If the appendix is located in a place other than where it is usually found, the pain may likewise vary in location. For example, if the inflamed appendix is near the ureter or bladder, the child may have urinary tract symptoms such as having to urinate frequently and/or painful urination. 

Nausea and mild vomiting usually develop within a few hours after the pain appears. Diarrhea may also occur. Severe gastrointestinal (GI) symptoms that develop prior to the onset of pain usually indicate a diagnosis other than acute appendicitis. However, mild GI complaints such as indigestion or change in bowel habits may sometime precede the pain. 

Typically, patients with uncomplicated appendicitis have low-grade fever. Temperatures above 101.5°F suggest that the appendix may have already burst. Children with appendicitis avoid movement and tend to lie still in bed. Frequently, they lie quietly on their sides or with their knees flexed. They sometimes walk with a limp, favoring the right leg.

Left untreated, the tissues of the blocked appendix soon begin to die (gangrene) and will perforate (burst), causing peritonitis, a serious, potentially deadly infection in the child's abdomen.


Although spontaneous resolution can sometimes occur, surgical removal of the appendix is still the best treatment for patients suspected of having acute appendicitis. In uncomplicated situations, the child typically receives preoperative and postoperative antibiotics for only 24 hours and is usually discharged from the hospital in 24–48 hours. Most children resume normal activity and may return to school in as little as 4–5 days. 

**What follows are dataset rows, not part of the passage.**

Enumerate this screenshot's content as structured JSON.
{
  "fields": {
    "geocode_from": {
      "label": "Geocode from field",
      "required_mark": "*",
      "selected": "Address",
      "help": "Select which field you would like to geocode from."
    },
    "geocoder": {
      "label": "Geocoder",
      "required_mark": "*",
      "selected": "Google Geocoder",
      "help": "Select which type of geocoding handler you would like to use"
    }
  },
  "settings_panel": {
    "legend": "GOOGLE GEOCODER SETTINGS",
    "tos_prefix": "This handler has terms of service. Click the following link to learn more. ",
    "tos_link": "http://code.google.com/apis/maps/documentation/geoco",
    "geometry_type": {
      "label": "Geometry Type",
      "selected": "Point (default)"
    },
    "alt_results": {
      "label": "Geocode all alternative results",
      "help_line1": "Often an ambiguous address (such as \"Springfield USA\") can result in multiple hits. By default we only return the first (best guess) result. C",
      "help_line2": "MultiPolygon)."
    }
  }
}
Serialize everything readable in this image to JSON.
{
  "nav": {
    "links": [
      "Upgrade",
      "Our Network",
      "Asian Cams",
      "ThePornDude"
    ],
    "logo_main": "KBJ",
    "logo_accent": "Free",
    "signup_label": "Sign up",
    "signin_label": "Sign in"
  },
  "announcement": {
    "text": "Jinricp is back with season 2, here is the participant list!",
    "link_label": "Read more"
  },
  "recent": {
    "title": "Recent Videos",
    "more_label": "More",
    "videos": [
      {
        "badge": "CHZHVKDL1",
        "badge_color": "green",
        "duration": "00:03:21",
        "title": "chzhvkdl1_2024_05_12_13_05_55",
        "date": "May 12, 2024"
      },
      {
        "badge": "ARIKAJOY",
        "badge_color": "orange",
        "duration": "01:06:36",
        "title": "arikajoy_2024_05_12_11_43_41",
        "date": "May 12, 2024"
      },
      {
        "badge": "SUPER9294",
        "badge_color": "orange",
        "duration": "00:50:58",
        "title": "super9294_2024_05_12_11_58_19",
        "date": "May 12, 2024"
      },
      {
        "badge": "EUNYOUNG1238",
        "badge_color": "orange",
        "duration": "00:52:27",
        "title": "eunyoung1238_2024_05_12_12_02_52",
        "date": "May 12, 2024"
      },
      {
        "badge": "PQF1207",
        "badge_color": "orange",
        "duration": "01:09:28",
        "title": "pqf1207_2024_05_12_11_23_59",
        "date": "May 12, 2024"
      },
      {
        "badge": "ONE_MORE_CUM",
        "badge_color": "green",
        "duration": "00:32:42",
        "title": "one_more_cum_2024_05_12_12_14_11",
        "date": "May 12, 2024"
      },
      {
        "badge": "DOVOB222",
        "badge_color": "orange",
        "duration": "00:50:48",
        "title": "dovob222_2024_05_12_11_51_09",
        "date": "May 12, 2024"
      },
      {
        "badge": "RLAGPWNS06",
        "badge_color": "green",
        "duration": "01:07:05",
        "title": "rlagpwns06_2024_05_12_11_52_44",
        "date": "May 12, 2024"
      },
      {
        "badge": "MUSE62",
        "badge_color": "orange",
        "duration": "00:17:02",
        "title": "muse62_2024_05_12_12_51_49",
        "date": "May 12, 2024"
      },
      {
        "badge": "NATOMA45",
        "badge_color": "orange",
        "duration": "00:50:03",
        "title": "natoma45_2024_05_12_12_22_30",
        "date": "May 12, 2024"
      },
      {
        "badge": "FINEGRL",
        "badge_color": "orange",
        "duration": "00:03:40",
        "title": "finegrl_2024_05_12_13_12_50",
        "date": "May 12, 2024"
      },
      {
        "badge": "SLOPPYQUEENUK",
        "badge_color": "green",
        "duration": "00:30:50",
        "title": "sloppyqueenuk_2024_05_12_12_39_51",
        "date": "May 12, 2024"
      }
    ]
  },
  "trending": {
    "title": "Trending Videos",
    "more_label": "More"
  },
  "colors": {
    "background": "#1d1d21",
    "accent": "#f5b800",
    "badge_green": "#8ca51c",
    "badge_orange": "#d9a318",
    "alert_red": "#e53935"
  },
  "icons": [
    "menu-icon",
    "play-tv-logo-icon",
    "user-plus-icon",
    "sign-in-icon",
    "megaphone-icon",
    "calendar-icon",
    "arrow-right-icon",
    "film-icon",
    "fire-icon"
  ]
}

For children who are brought for examination several days or weeks after symptoms have begun, treatment is more complex and less standard. Some may have immediate surgery while others are better served by receiving 2–3 weeks of intravenous antibiotic therapy and/or CT-guided abscess drainage. If surgery is not done initially, an elective interval appendectomy is usually performed 4–6 weeks later, but may not be necessary.

For perforated or gangrenous appendicitis, a five-day course of antibiotics is often recommended; however, many surgeons stop postoperative antibiotics when the recovering patient is free of fever and has a normal white blood cell count.